Beim eigentlichen ASP ist der Dienstleister (oder eine Allianz aus mehreren Dienstleistern ) für die gesamte Gestaltung und den Betrieb der Anwendung verantwortlich. Er stellt nicht nur die Hardware und das Netzwerk, sondern implementiert auch die Applikation und erwirbt die notwendigen Lizenzen. Der Kunde bezieht die Anwendung - inklusive aller vereinbarten Leistungen des Providers —über eine Netzanbindung.


Wichtig für den Erfolg eines ASP-Projektes wird sein, ob der Anwender hinreichend Unterstützung vom ASP erhält und diese Leistung letztlich auch einfordern kann. Dabei gilt, je weniger Rechtssicherheit existiert , insbesondere wegen fehlender gefestigter Rechtsprechung, desto mehr ist die Vertragsgestaltung gefragt, angemessene und billige Regelungen zu finden. Hier setzen Service Level Agreements (SLAs) an. Der Ausdruck "Service Level Agreement" sagt es schon: Zwischen Dienstleister und Kunde muss ein "agreement", ein Konsens, gefunden werden, der Art und Umfang der wesentlichsten IT-Services definiert.
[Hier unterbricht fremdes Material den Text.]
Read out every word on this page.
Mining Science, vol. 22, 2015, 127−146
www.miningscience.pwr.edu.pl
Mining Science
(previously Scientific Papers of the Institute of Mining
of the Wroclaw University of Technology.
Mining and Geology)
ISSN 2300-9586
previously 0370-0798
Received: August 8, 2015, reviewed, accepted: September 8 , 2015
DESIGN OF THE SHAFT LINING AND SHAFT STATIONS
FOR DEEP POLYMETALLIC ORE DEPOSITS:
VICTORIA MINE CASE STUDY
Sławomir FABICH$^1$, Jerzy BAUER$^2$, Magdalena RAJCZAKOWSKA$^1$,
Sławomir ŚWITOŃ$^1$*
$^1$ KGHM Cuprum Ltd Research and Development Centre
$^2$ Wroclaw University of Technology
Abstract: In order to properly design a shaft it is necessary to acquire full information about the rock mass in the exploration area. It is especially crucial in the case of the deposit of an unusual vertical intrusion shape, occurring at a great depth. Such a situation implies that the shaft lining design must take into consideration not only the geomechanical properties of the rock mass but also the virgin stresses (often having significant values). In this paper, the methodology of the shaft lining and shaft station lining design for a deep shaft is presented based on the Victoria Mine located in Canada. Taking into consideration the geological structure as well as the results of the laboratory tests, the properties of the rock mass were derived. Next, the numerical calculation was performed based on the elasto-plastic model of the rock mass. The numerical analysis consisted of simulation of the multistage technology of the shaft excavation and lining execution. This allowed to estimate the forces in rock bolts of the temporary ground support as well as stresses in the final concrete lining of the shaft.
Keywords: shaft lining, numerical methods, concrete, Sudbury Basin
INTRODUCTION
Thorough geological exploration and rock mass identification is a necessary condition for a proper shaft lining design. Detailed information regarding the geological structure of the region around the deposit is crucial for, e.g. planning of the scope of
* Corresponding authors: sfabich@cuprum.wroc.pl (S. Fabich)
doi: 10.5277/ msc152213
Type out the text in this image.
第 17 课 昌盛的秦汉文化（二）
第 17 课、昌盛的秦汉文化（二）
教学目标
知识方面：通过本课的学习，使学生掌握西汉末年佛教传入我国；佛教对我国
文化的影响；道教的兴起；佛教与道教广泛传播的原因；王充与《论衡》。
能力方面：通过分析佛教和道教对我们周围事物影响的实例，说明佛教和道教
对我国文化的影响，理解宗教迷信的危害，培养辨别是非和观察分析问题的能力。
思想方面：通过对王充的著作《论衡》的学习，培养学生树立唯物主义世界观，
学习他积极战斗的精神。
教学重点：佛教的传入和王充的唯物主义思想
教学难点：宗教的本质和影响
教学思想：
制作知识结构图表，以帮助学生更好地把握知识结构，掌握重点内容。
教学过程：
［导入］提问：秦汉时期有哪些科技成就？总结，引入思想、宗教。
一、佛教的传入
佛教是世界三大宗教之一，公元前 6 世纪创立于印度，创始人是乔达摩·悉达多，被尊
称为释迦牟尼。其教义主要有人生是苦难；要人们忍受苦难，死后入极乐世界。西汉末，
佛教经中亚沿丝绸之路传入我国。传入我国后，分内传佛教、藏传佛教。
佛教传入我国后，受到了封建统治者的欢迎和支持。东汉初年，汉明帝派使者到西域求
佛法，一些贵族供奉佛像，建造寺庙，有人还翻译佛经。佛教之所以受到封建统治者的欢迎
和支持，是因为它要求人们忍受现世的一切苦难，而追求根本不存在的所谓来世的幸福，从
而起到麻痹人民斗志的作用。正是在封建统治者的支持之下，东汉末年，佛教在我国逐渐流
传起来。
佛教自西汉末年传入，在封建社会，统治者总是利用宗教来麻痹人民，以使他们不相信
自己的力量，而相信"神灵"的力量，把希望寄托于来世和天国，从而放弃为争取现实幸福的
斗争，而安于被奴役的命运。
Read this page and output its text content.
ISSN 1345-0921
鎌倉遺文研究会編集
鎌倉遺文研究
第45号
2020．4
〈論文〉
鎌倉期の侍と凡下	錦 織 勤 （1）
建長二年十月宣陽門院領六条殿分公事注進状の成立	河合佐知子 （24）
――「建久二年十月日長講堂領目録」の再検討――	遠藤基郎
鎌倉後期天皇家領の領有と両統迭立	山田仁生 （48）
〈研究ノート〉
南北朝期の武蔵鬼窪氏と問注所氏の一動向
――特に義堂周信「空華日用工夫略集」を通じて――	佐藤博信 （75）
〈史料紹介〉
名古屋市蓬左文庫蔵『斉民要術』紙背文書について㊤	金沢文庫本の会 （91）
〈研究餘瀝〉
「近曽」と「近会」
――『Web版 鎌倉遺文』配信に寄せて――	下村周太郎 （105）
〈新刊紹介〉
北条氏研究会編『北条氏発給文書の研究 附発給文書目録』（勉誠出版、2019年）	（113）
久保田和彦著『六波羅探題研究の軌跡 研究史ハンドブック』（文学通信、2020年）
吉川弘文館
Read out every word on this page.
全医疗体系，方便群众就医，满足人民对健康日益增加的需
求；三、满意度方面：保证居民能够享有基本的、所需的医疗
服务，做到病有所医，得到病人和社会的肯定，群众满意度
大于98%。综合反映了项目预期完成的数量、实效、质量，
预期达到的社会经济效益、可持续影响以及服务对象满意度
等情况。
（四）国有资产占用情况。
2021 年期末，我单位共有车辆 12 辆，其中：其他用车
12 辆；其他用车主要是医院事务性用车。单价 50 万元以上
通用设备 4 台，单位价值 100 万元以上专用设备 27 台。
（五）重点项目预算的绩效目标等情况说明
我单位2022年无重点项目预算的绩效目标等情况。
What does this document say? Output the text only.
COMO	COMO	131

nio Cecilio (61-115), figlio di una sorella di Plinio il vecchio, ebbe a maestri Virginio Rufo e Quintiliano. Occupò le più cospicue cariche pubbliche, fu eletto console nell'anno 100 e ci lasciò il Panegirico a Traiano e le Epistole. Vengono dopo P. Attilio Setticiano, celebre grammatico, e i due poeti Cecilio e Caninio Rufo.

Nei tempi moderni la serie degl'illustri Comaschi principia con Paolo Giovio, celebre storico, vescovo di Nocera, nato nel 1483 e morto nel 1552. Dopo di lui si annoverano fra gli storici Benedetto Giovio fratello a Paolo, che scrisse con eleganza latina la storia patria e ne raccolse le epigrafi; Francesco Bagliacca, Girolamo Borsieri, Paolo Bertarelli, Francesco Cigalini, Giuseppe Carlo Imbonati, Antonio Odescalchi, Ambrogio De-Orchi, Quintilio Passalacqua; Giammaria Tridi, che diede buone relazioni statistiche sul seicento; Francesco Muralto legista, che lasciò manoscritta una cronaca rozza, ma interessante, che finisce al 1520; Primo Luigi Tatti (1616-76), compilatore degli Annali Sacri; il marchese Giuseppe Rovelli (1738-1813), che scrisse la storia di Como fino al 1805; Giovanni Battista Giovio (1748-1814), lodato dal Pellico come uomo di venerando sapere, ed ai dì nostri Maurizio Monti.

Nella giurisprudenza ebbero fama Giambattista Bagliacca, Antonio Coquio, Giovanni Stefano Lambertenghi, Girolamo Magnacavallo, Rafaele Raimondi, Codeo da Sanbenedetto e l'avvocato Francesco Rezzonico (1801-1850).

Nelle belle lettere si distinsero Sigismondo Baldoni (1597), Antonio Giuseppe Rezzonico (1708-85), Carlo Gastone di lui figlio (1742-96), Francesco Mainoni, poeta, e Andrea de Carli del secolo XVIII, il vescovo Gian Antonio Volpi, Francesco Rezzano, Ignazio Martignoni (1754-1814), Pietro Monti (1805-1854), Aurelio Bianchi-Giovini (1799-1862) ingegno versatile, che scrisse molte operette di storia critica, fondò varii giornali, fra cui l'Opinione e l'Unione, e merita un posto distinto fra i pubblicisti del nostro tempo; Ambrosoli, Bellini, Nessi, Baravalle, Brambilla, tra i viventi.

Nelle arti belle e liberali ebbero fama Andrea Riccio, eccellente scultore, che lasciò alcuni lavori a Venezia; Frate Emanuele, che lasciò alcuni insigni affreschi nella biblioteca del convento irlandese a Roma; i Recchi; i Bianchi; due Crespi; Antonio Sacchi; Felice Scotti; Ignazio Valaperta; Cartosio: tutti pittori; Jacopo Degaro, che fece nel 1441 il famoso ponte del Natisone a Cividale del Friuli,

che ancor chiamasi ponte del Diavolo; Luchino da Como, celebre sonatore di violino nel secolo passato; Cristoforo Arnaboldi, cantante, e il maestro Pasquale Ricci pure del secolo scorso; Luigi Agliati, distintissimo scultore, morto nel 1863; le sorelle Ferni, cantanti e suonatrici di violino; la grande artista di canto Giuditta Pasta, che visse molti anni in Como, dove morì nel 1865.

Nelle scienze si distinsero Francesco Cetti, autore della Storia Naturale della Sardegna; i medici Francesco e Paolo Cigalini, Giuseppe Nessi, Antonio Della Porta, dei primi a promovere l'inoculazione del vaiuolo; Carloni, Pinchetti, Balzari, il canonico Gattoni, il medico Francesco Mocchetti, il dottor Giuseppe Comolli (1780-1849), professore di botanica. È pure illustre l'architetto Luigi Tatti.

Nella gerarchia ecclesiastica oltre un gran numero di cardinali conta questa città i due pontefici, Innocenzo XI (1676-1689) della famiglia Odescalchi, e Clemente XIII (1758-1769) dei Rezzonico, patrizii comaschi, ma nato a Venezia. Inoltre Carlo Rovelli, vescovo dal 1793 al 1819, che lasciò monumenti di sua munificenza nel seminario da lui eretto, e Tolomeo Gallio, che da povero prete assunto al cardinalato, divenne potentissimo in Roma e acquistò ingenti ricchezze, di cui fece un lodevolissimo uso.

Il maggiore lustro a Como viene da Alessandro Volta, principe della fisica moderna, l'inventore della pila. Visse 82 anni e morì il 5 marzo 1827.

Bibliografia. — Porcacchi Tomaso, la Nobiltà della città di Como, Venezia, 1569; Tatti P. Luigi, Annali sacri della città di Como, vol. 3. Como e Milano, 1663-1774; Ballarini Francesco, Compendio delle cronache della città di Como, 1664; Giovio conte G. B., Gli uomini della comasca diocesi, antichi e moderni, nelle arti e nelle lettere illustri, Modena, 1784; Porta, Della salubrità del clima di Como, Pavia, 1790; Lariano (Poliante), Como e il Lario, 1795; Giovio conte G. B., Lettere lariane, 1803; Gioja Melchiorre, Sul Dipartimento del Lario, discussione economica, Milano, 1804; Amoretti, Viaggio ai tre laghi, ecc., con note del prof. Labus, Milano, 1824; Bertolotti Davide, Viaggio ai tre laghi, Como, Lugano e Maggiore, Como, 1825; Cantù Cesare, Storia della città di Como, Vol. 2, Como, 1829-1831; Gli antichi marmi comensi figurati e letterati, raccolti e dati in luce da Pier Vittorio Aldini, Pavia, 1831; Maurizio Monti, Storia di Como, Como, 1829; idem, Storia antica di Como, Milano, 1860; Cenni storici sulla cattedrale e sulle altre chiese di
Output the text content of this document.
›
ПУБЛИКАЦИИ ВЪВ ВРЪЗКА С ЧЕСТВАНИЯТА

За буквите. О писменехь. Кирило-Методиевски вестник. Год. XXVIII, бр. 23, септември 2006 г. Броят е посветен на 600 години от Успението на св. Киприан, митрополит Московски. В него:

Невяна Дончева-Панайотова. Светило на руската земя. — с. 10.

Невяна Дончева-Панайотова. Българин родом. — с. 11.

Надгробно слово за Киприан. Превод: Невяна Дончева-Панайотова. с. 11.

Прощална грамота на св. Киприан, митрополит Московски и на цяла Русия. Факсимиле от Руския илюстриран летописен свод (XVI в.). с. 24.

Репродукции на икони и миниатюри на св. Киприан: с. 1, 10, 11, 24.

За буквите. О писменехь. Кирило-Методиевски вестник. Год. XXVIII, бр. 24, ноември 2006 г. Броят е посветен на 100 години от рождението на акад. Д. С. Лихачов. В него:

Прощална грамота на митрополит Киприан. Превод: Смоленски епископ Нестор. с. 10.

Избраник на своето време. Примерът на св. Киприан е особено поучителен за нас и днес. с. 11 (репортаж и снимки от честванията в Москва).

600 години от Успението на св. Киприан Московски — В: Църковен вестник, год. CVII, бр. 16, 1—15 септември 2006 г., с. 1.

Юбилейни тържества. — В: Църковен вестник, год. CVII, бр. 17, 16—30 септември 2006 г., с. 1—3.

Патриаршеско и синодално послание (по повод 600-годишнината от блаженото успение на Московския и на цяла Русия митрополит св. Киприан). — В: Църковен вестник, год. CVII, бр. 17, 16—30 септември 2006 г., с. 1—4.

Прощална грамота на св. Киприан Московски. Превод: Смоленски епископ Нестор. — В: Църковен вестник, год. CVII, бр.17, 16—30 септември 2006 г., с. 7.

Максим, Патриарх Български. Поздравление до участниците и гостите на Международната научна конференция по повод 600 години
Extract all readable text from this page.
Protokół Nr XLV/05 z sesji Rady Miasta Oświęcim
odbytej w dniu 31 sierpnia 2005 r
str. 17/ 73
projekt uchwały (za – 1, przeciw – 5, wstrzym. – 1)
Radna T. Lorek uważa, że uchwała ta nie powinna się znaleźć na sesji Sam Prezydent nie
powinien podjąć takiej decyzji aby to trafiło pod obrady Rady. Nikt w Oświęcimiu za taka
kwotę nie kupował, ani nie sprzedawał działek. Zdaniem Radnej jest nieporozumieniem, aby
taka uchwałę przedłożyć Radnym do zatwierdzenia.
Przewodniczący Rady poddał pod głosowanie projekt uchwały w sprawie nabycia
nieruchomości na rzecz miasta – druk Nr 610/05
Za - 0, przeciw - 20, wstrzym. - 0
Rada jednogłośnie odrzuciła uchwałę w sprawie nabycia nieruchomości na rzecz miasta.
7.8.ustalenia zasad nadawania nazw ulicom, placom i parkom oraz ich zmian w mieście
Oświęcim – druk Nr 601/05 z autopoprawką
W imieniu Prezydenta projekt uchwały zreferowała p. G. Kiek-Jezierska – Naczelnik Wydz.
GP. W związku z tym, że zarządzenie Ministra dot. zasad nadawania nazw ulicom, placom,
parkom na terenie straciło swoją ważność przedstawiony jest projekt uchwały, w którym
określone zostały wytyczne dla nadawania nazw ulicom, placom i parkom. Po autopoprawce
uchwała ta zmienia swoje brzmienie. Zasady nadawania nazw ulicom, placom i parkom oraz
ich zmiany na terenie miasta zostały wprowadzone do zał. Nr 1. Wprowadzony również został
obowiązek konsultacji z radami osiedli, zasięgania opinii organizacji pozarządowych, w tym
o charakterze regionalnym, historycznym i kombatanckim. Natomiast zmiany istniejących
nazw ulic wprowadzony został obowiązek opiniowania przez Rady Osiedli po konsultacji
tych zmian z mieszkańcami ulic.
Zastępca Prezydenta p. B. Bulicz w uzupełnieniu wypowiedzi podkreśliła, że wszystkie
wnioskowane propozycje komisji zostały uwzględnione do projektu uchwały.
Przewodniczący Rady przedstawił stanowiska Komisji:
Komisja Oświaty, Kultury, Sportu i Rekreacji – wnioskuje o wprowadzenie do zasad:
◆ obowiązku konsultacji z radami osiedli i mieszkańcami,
Es gibt dann eine für beide Seiten gültige Zieledefinition, festgemacht an objektiven Leistungsbeschreibungen und Messgrößen. Die SLAs verpflichten dann den ASP, den Service in der festgelegten Qualität zu leisten (z.B. garantierte Verfügbarkeiten, Response Times, maximale Fehlerraten usw.). Aber auch der Kunde ist gefordert. So kann auch er aufgefordert sein, seinen in den SLAs festgelegten Mitwirkungspflichten nachzukommen: Wer beispielsweise selbst vergeblich versucht, ein technisches Problem zu lösen, obwohl er wie vereinbart über den Help Desk gehen könnte, kann den ASP insoweit nicht zur Verantwortung ziehen, als etwaige Schäden auf der Verletzung dieser Mitwirkungspflicht beruhen.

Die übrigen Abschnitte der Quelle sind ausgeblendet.